Saint John the Russian was born approximately in 1690 in Ukraine. He is one of the most renowned saints in the Orthodox Church. Being a prisoner of war and a slave to a Turkish Agha, he became famous and respected even by his Muslim master for his humility, steadfastness of faith and benevolence. He reposed on 27 May 1730, some time after receiving Holy Communion, in Prokopi of Cappadocia.

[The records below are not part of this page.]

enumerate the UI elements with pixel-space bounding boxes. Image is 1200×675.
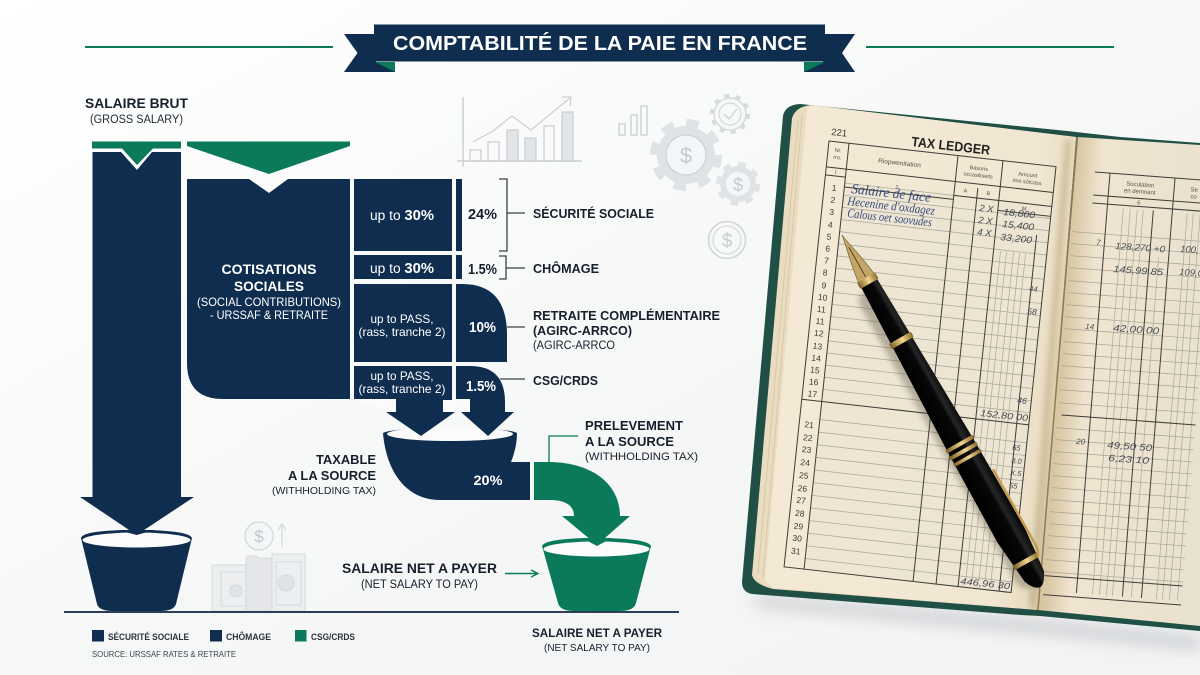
label: taxable: TAXABLE [316,452,376,467]
ledger amounts: 2 X [978,203,995,216]
right page amounts: 7 [1096,238,1101,247]
category labels: SÉCURITÉ SOCIALE [533,206,654,221]
title banner [344,24,855,72]
panel: cotisations sociales: (SOCIAL CONTRIBUTIONS) [197,295,341,309]
brackets and leaders [499,179,525,379]
right page amounts: 100, [1180,244,1199,256]
withholding tax bowl [383,427,530,500]
label: net salary bottom: SALAIRE NET A PAYER [532,626,662,640]
label: taxable [272,452,376,497]
book shadow [750,596,1200,648]
panel: cotisations sociales [187,179,350,399]
ledger amounts: 65 [1012,443,1022,453]
ledger amounts: X.5 [1009,468,1023,478]
right ledger table: Se [1190,187,1199,194]
left ledger table: ime sôtcass [1012,178,1042,187]
left ledger table: 3 [829,207,835,217]
handwritten entries: Calous oet soovudes [847,206,933,229]
panel: cotisations sociales: COTISATIONS [222,261,316,277]
legend: SÉCURITÉ SOCIALE [108,632,189,642]
left ledger table: 21 [804,419,815,430]
left ledger table: 22 [803,432,813,443]
pen barrel [855,274,1054,595]
gross salary green header bar [92,142,181,165]
gross salary bucket [81,530,192,611]
panel: rate cells: 1.5% [468,262,497,278]
left ledger table: 11 [816,304,827,315]
label: prelevement a la source: PRELEVEMENT [585,418,683,433]
label: net salary [342,561,497,591]
left ledger table: 6 [825,243,831,254]
icon: small bars [619,106,647,135]
panel: rate cells: 10% [469,320,496,336]
left ledger table: 2 [830,195,836,205]
left ledger table: 25 [799,470,809,481]
ledger amounts: 3.0 [1011,456,1023,466]
ledger amounts: 44 [1029,284,1038,294]
left ledger table: 1 [831,183,837,193]
right page amounts: 128,270 +0 [1115,241,1166,256]
left ledger table [784,141,1056,593]
panel: base cells: (rass, tranche 2) [358,325,446,339]
ledger amounts: 4 X [977,227,993,240]
left ledger table: 12 [814,328,824,339]
withholding leader line [549,436,578,462]
left ledger table: 26 [797,483,808,494]
ledger amounts: 152,80 00 [980,408,1029,423]
label: net salary: (NET SALARY TO PAY) [361,579,478,591]
left ledger table: 5 [826,231,832,242]
label: prelevement a la source: A LA SOURCE [585,434,674,449]
green pipe arrow [534,462,630,545]
ledger amounts: 55 [1009,481,1019,491]
ledger amounts: 46 [1017,395,1028,406]
source note: SOURCE: URSSAF RATES & RETRAITE [92,649,236,659]
panel: cotisations sociales: SOCIALES [234,278,304,294]
left ledger table: 31 [791,546,801,557]
pen nib [834,231,874,283]
panel: base cells: (rass, tranche 2) [358,382,446,396]
contributions green funnel [187,142,350,174]
left ledger table: A [963,188,968,195]
label: prelevement a la source [585,418,698,463]
right page [1032,137,1200,626]
left ledger table: 29 [793,521,804,532]
label: prelevement a la source: (WITHHOLDING TAX) [585,451,698,463]
left ledger table: 24 [800,457,811,468]
heading: gross salary: SALAIRE BRUT [85,95,188,111]
left ledger table: 14 [811,353,822,364]
right ledger table [1043,171,1200,605]
icon: dollar coin [708,222,746,258]
left ledger table: 17 [807,388,818,399]
panel: rate cells: 24% [468,207,497,223]
ledger amounts: 58 [1027,306,1038,317]
legend: CHÔMAGE [226,631,271,642]
left ledger table: 8 [822,267,828,278]
category labels: CSG/CRDS [533,373,598,388]
category labels: (AGIRC-ARRCO) [533,323,632,338]
arrow: csg to bowl: 1.5% [466,379,496,395]
label: taxable: (WITHHOLDING TAX) [272,485,376,497]
left ledger table: 4 [827,219,833,230]
handwritten entries: Hecenine d'oxdagez [846,194,936,218]
icon: banknotes: $ [254,527,264,546]
panel: base cells: up to PASS, [370,312,434,326]
panel: cotisations sociales: - URSSAF & RETRAITE [210,308,328,322]
panel: base cells: up to PASS, [370,369,434,383]
label: net salary bottom [532,626,662,654]
left page [752,105,1076,610]
left ledger table: 11 [815,316,825,327]
icon: growth chart [457,97,582,167]
right page amounts: 14 [1085,322,1095,332]
gross salary arrow [80,152,194,535]
left ledger table: 16 [808,376,819,387]
panel: rate cells [456,179,507,362]
right page amounts: 49,50 50 [1107,440,1153,454]
arrow: contributions to bowl [354,399,455,436]
left page: TAX LEDGER [911,134,991,158]
arrow: csg to bowl [443,366,514,436]
legend [92,630,355,642]
icon: check gear [712,96,748,132]
net salary bucket [542,538,651,611]
left ledger table: Nr. [834,148,842,155]
legend: CSG/CRDS [311,632,355,642]
heading: gross salary: (GROSS SALARY) [90,114,183,126]
left ledger table: M [1022,206,1027,213]
left ledger table: Basons [969,165,989,173]
left ledger table: 10 [817,292,828,303]
right page amounts: 6,23 10 [1108,453,1150,467]
right page amounts: 42,00 00 [1113,323,1160,337]
ledger amounts: 2 X [977,215,994,228]
left ledger table: 13 [812,341,823,352]
handwritten entries [846,182,936,229]
header decorative lines [85,46,1114,48]
baseline [64,611,679,613]
icon: banknotes [212,522,305,611]
label: net salary bottom: (NET SALARY TO PAY) [544,642,650,654]
left page: 221 [831,127,848,140]
right page amounts: 20 [1075,437,1086,447]
right page amounts [1075,238,1200,467]
category labels: RETRAITE COMPLÉMENTAIRE [533,308,720,323]
handwritten entries: Salaire de face [851,182,932,206]
ledger amounts: 446,96 30 [960,576,1011,591]
category labels [533,206,720,388]
ledger amounts: 18,800 [1003,207,1036,221]
left ledger table: 9 [821,280,827,291]
left ledger table: 2 [895,185,899,191]
right ledger table: Soculation [1126,181,1154,189]
right ledger table: co [1190,194,1198,201]
ledger amounts [960,203,1038,591]
icon: medium dollar gear: $ [733,175,743,195]
label: taxable: A LA SOURCE [288,468,376,483]
ledger amounts: 33,200 [1000,232,1033,246]
withholding tax bowl: 20% [474,472,503,488]
category labels: (AGIRC-ARRCO [533,340,615,352]
left ledger table: B [986,191,991,197]
icon: large dollar gear: $ [680,143,692,168]
heading: gross salary [85,95,188,126]
left ledger table: 23 [801,444,812,455]
left ledger table: 30 [792,533,803,544]
left ledger table: 15 [810,365,820,376]
left ledger table: Amount [1018,172,1038,180]
panel: base cells [354,179,452,412]
right ledger table: 6 [1137,200,1141,207]
label: net salary: SALAIRE NET A PAYER [342,561,497,576]
left ledger table: 28 [795,508,805,519]
green book cover [742,104,1200,631]
title banner: COMPTABILITÉ DE LA PAIE EN FRANCE [393,32,807,55]
category labels: CHÔMAGE [533,261,599,276]
right ledger table: en demnant [1124,188,1156,197]
left ledger table: I [835,170,837,176]
arrow: net salary to bucket [505,570,538,577]
panel: base cells: up to 30% [370,208,434,224]
left ledger table: 27 [796,495,807,506]
left ledger table: occasiliseits [963,171,993,181]
icon: large dollar gear [655,124,717,186]
icon: medium dollar gear [719,165,757,203]
panel: base cells: up to 30% [370,261,434,277]
right page amounts: 145,99 85 [1113,264,1164,279]
left ledger table: 7 [824,255,830,266]
icon: dollar coin: $ [722,231,733,252]
left ledger table: rro. [833,155,842,162]
ledger book photo [742,104,1200,648]
left ledger table: Riopwenitation [878,158,922,169]
fountain pen [825,227,1055,596]
ledger amounts: 15,400 [1002,219,1035,233]
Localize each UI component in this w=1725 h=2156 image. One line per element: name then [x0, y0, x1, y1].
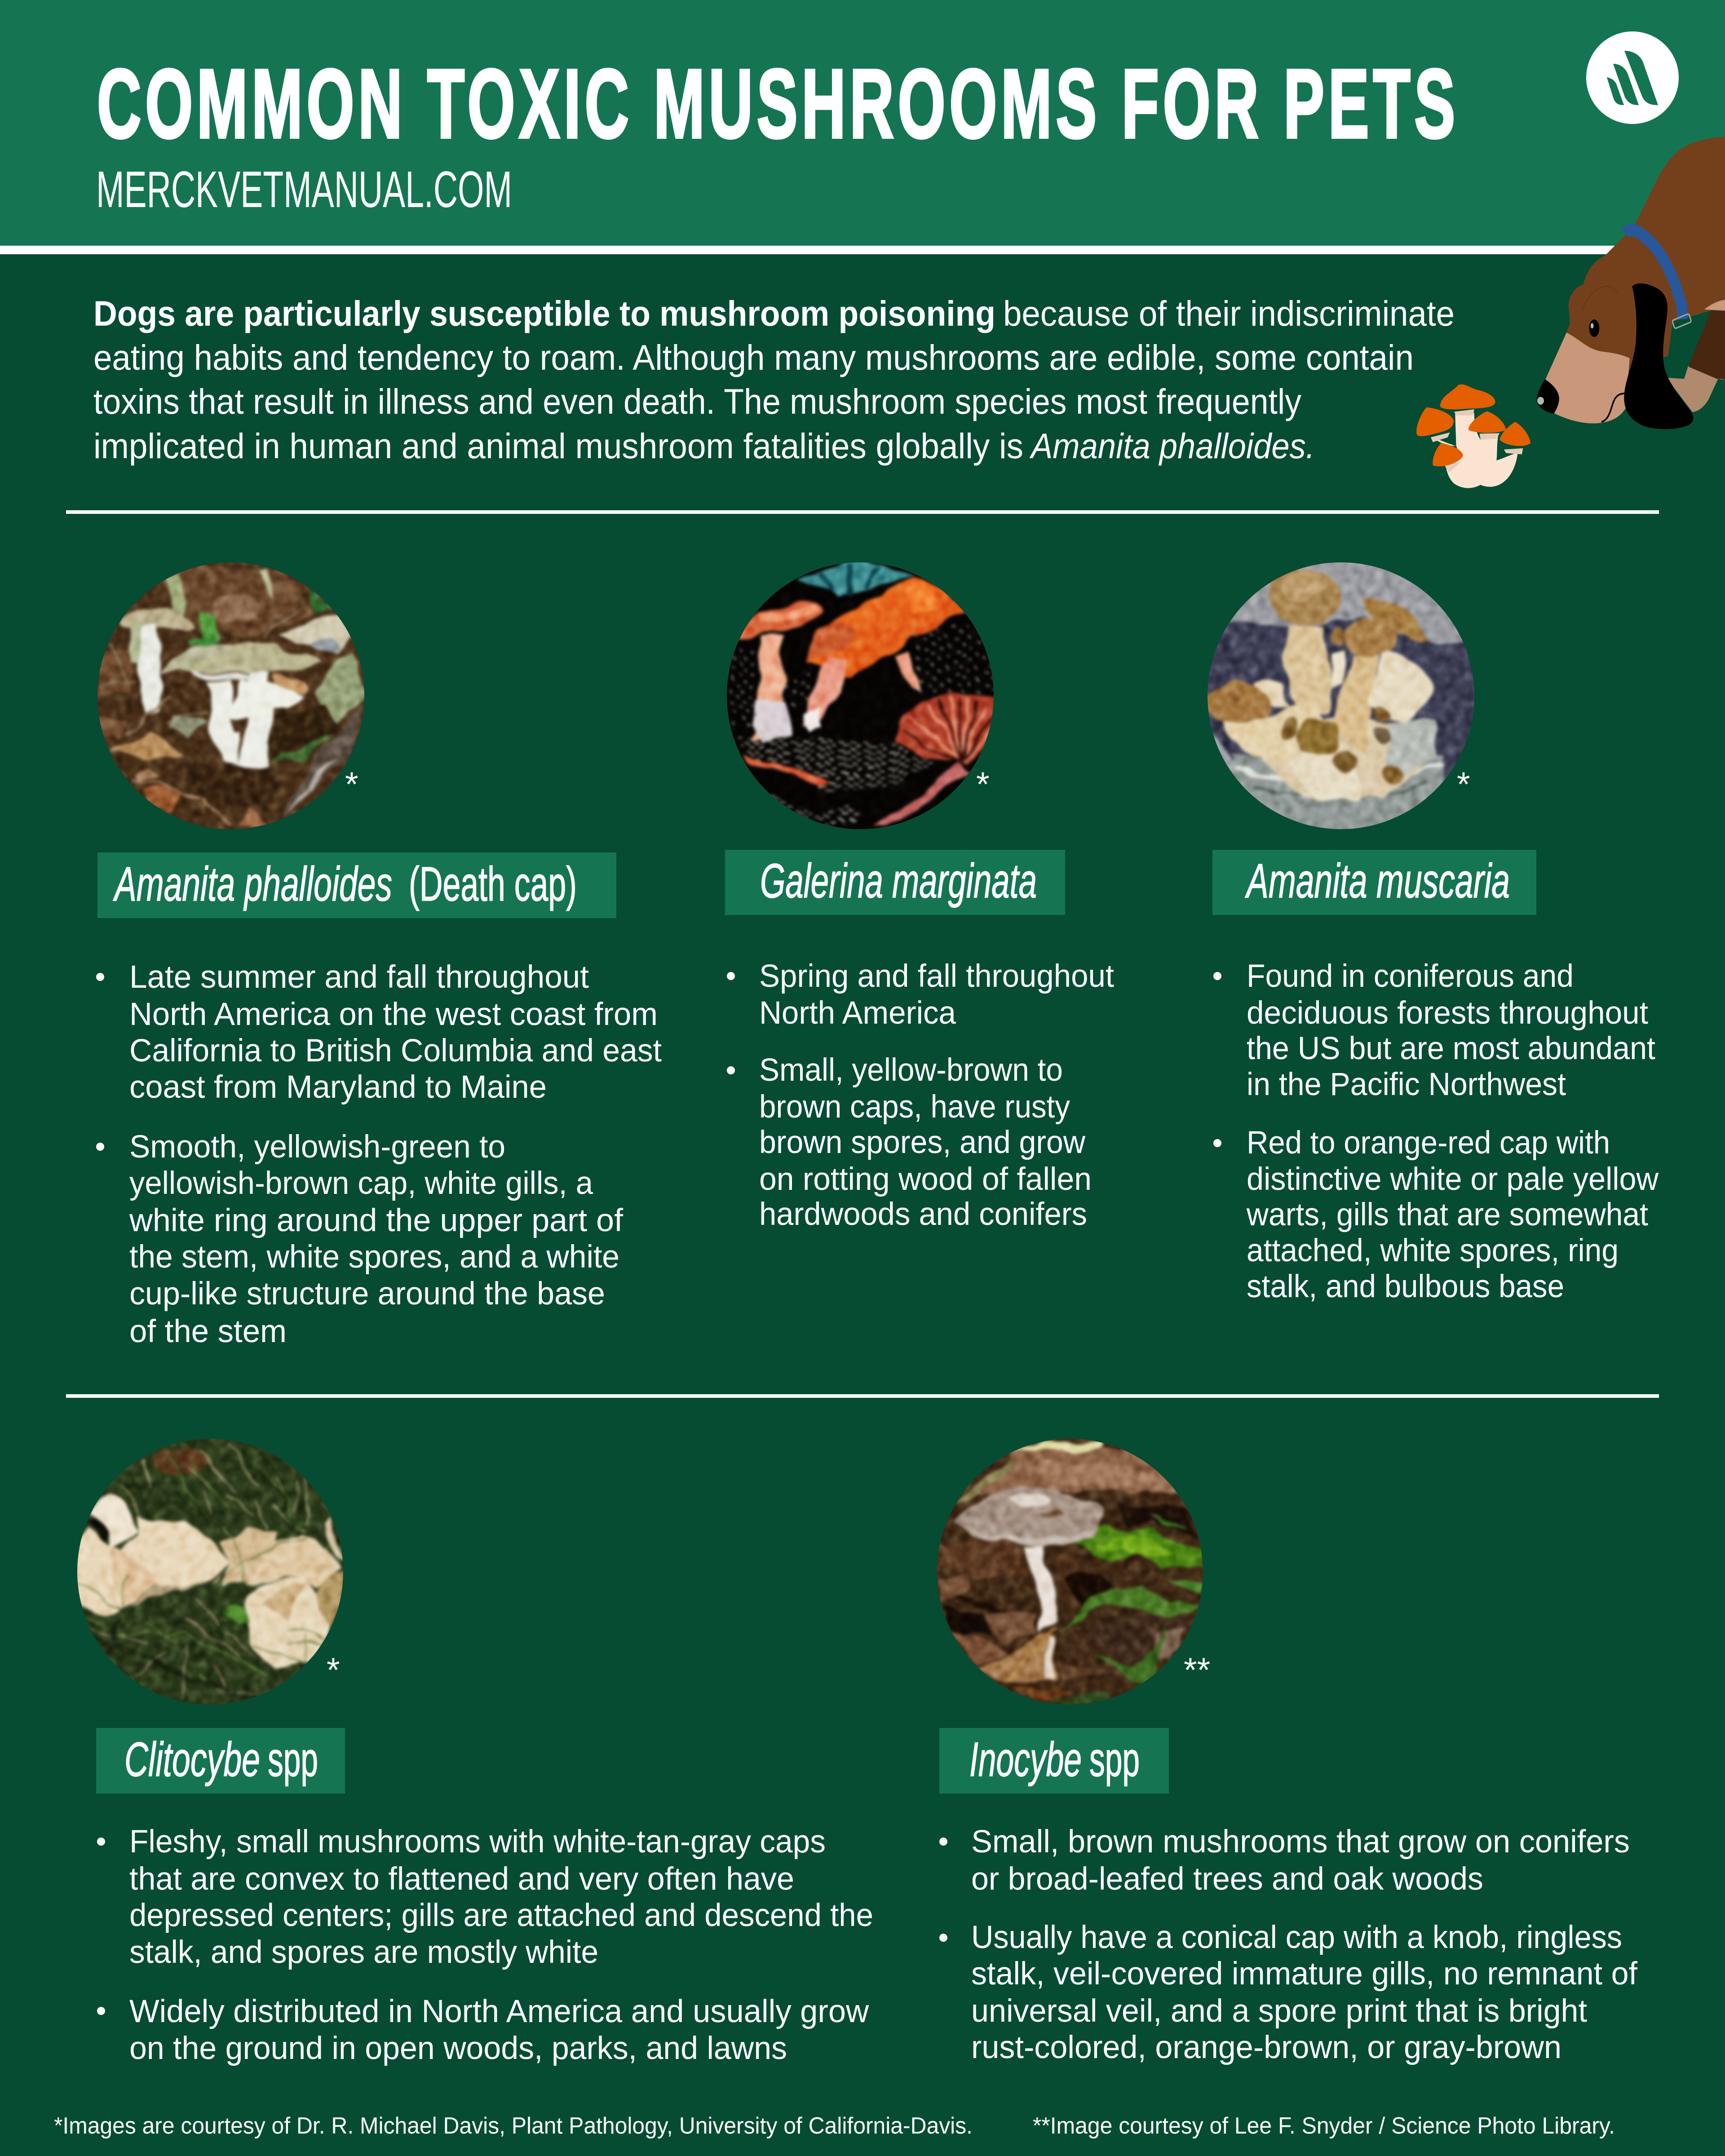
panel: Inocybe spp [924, 1427, 1637, 2065]
photo: Inocybe [924, 1427, 1215, 1718]
panel: Clitocybe spp [66, 1428, 873, 2066]
photo: Galerina marginata [727, 562, 994, 829]
species label [725, 850, 1065, 915]
bullet: appearance: rust-colored, orange-brown, or gray-brown [971, 2030, 1561, 2065]
bullet: appearance: brown spores, and grow [759, 1125, 1086, 1160]
subtitle: website: MERCKVETMANUAL.COM [96, 161, 512, 218]
bullet: appearance: of the stem [129, 1314, 287, 1349]
footnote asterisk: * [345, 765, 358, 804]
bullet: distribution [97, 1994, 869, 2066]
footnote: image credit Snyder: **Image courtesy of Lee F. Snyder / Science Photo Library. [1033, 2113, 1615, 2139]
bullet: habitat: Found in coniferous and [1247, 959, 1574, 994]
intro paragraph: eating habits and tendency to roam. Although many mushrooms are edible, some contain [93, 337, 1414, 377]
intro paragraph: implicated in human and animal mushroom fatalities globally is [93, 426, 1023, 466]
bullet: season and range: California to British Columbia and east [129, 1033, 662, 1069]
footnote: image credit Davis: *Images are courtesy of Dr. R. Michael Davis, Plant Pathology, University of California-Davis. [54, 2113, 973, 2139]
bullet: appearance: universal veil, and a spore print that is bright [971, 1993, 1587, 2029]
bullet: season and range: North America on the west coast from [129, 997, 658, 1032]
bullet: appearance: Small, yellow-brown to [759, 1052, 1063, 1088]
bullet: appearance: hardwoods and conifers [759, 1197, 1087, 1232]
bullet: season and range [96, 959, 662, 1105]
species label: Amanita muscaria [1245, 853, 1510, 908]
bullet: appearance: Fleshy, small mushrooms with white-tan-gray caps [129, 1824, 826, 1860]
icon: Merck logo [1586, 31, 1679, 124]
bullet: appearance: Red to orange-red cap with [1247, 1125, 1610, 1161]
species label [939, 1728, 1169, 1794]
bullet: appearance: yellowish-brown cap, white gills, a [129, 1166, 593, 1201]
bullet: appearance: stalk, veil-covered immature gills, no remnant of [971, 1956, 1637, 1992]
species label: spp [1089, 1732, 1140, 1786]
illustration: orange mushrooms [1416, 384, 1530, 488]
intro paragraph: because of their indiscriminate [1003, 293, 1455, 333]
bullet: distribution: on the ground in open woods, parks, and lawns [129, 2031, 787, 2066]
species label: Clitocybe [124, 1732, 260, 1786]
bullet: distribution: Widely distributed in North America and usually grow [129, 1994, 869, 2029]
panel: Amanita phalloides [81, 549, 662, 1349]
bullet: season and range: Spring and fall throughout [759, 959, 1114, 994]
bullet: appearance: depressed centers; gills are attached and descend the [129, 1898, 873, 1933]
bullet: appearance: that are convex to flattened and very often have [129, 1861, 794, 1897]
bullet: appearance: distinctive white or pale yellow [1247, 1162, 1659, 1197]
panel: Amanita muscaria [1197, 552, 1659, 1304]
bullet: habitat [939, 1824, 1630, 1897]
bullet: appearance: white ring around the upper part of [129, 1203, 623, 1238]
panel: Galerina marginata [717, 552, 1114, 1232]
photo: Clitocybe [77, 1439, 343, 1705]
species label: (Death cap) [409, 857, 577, 911]
bullet: habitat: Small, brown mushrooms that grow on conifers [971, 1824, 1630, 1860]
bullet: appearance: Usually have a conical cap with a knob, ringless [971, 1920, 1622, 1955]
bullet: habitat: deciduous forests throughout [1247, 995, 1648, 1031]
footnote asterisks: ** [1184, 1651, 1210, 1689]
species label: Inocybe [969, 1732, 1082, 1786]
intro paragraph: Amanita phalloides. [1029, 426, 1315, 466]
bullet: appearance: brown caps, have rusty [759, 1089, 1070, 1125]
bullet: season and range: coast from Maryland to Maine [129, 1069, 547, 1105]
bullet: appearance [97, 1824, 873, 1970]
bullet: appearance: cup-like structure around the base [129, 1276, 605, 1312]
bullet: appearance: attached, white spores, ring [1247, 1233, 1619, 1268]
bullet: habitat [1213, 959, 1655, 1102]
bullet: appearance [96, 1129, 623, 1349]
bullet: appearance: stalk, and spores are mostly white [129, 1935, 598, 1970]
intro paragraph: Dogs are particularly susceptible to mushroom poisoning [93, 293, 995, 333]
header band [0, 0, 1725, 254]
bullet: habitat: or broad-leafed trees and oak woods [971, 1861, 1483, 1897]
species label [97, 853, 616, 918]
bullet: habitat: in the Pacific Northwest [1247, 1067, 1566, 1102]
bullet: season and range [727, 959, 1114, 1031]
divider [66, 510, 1659, 514]
footnote asterisk: * [976, 765, 990, 804]
footnote asterisk: * [1457, 765, 1470, 804]
species label: Galerina marginata [760, 853, 1037, 908]
bullet: appearance: warts, gills that are somewhat [1246, 1197, 1648, 1233]
species label: spp [268, 1732, 318, 1786]
bullet: appearance [727, 1052, 1092, 1232]
bullet: appearance: Smooth, yellowish-green to [129, 1129, 505, 1165]
species label [1212, 850, 1536, 915]
bullet: appearance [1213, 1125, 1659, 1304]
footnote asterisk: * [327, 1651, 340, 1689]
intro paragraph: toxins that result in illness and even death. The mushroom species most frequently [93, 381, 1301, 421]
divider [66, 1394, 1659, 1398]
bullet: season and range: North America [759, 995, 956, 1031]
bullet: appearance: the stem, white spores, and a white [129, 1239, 619, 1275]
species label [96, 1728, 345, 1794]
bullet: appearance: on rotting wood of fallen [759, 1162, 1092, 1197]
photo: Amanita muscaria [1208, 562, 1474, 829]
bullet: habitat: the US but are most abundant [1247, 1031, 1655, 1066]
intro paragraph [93, 293, 1455, 466]
illustration: dog sniffing [1537, 137, 1725, 429]
bullet: appearance [939, 1920, 1637, 2065]
bullet: appearance: stalk, and bulbous base [1247, 1269, 1564, 1304]
photo: Amanita phalloides [97, 562, 364, 829]
bullet: season and range: Late summer and fall throughout [129, 959, 589, 995]
species label: Amanita phalloides [113, 857, 392, 911]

Saint John was given a Christian burial by order of the Agha who, as a token of his love and great respect for the Saint, gave an expensive cloth to cover his relics. Three years later a light appeared over the tomb which was seen by many. At the same time, the Saint appeared in a dream to his father confessor revealing that it was the will of God that his relics be exhumed, for his body was incorrupt. Until 1924 the relics were kept in the Church of Saint George there in Prokopi. When, however, the exchange of population took place between Greece and Turkey, and many of the Christian inhabitants of Prokopi were resettled on the island of Evia (Euboia), the relics of their beloved Saint John were also moved and were received with great acclaim and veneration by the Greeks who built a majestic temple in his honor there in the village of New Prokopi. To this day, streams of pious Greek pilgrims make their way to this village on the island of Evia, where the wonderworking Saint answers the faith of their earnest petitions with his strong and quick intercession before the throne of God.
In 1950 the Church of Saint George in Prokopi (Ürgüp) of Cappadocia was totally destroyed, being blasted with explosives. The photo above was taken in 1914.